Of course he would say that! Gundlach, one of the top-ranked bond managers on the planet, is the co-founder and CEO of DoubleLine Capital, which oversees more than $100 billion, and he is a human.

Some studies indicate that active managers rarely outperform passive funds, which usually track indexes tied to broad swaths of the market and can come with very low fees. But Gundlach manages a bond fund that has handily beaten its benchmark since its inception. Arguably the biggest competitive threat to the fees he charges is not other human managers but robots.

With robo-advisors, the idea is to bring investing strategies together with algorithmic decision-making to give investors a cheaper, hopefully superior, service. Robos typically pour investors’ cash into passive instruments like exchange-traded funds. They can automate things like portfolio balancing and  find ways to minimize taxes, which are generally boring services that computers are well equipped to handle.

Computerized advisors debuted about a decade ago. Early pioneers like Wealthfront are completely automated and have had success in winning over millennial savers. Others, like Betterment, now provide a type of hybrid service that includes access to a human advisor.

Assets managed by robos is growing quickly, but even the largest is pretty small compared to the overall market. Vanguard has a version of hybrid robo-advice that was launched in May 2015 and oversees about $65 billion. At least half of its users are over age 65.

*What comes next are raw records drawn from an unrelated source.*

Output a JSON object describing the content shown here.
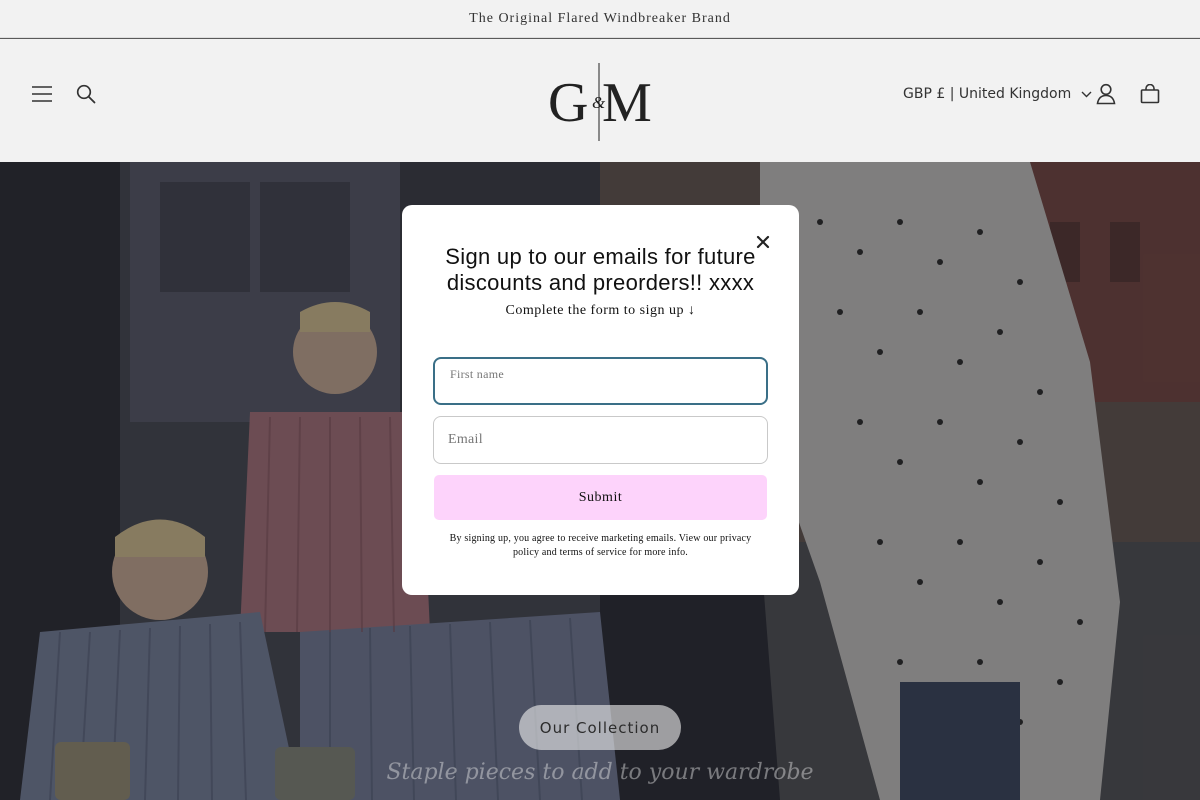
{
  "announcement": {
    "text": "The Original Flared Windbreaker Brand"
  },
  "header": {
    "menu_icon": "hamburger-menu-icon",
    "search_icon": "search-icon",
    "logo_text": "G&M",
    "country_selector": "GBP £ | United Kingdom",
    "account_icon": "user-icon",
    "cart_icon": "cart-icon"
  },
  "hero": {
    "button_label": "Our Collection",
    "subtitle": "Staple pieces to add to your wardrobe"
  },
  "popup": {
    "title": "Sign up to our emails for future discounts and preorders!! xxxx",
    "subtitle": "Complete the form to sign up ↓",
    "first_name_label": "First name",
    "first_name_value": "",
    "email_placeholder": "Email",
    "submit_label": "Submit",
    "legal": "By signing up, you agree to receive marketing emails. View our privacy policy and terms of service for more info.",
    "close_icon": "close-icon"
  },
  "colors": {
    "header_bg": "#f2f2f2",
    "submit_bg": "#fdd3fb",
    "focus_border": "#3a6f87"
  }
}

Lots of big-name money managers are getting involved in the robo business now. UBS started one, and BlackRock is acquiring a stake (paywall) in a European robo after buying a US automated advisor in 2015. Estimates suggest the market could balloon to $5 trillion in the next decade, which could drive a lot of cash into passive investment and vaporize fees for many brokers and wealth managers.

While there have been flash crashes and market dislocations of late, most of the growth in robo advice has taken place since the 2008 financial crisis, so it’s yet to be determined how the platforms will perform in a severe downturn as their assets increase. It’s hard to know how the mechanics will hold up in a panic as correlations rise.

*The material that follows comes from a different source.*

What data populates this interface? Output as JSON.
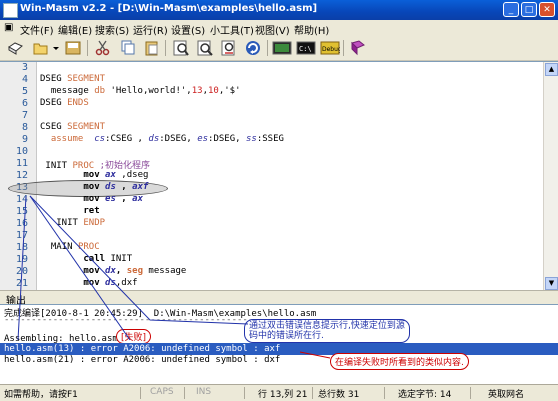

One thing for sure is that the machines are likely to be less interesting than Gundlach, who seven years ago described himself as “amazingly brilliant analytically” and as the “guy who makes it rain the desert.” If it doesn’t involve a cataclysmic market crash, the future of finance could be cheaper and more boring.

Correction: The chart in an earlier version of this article incorrectly said Vanguard’s robo service didn’t manage any assets in March 2015.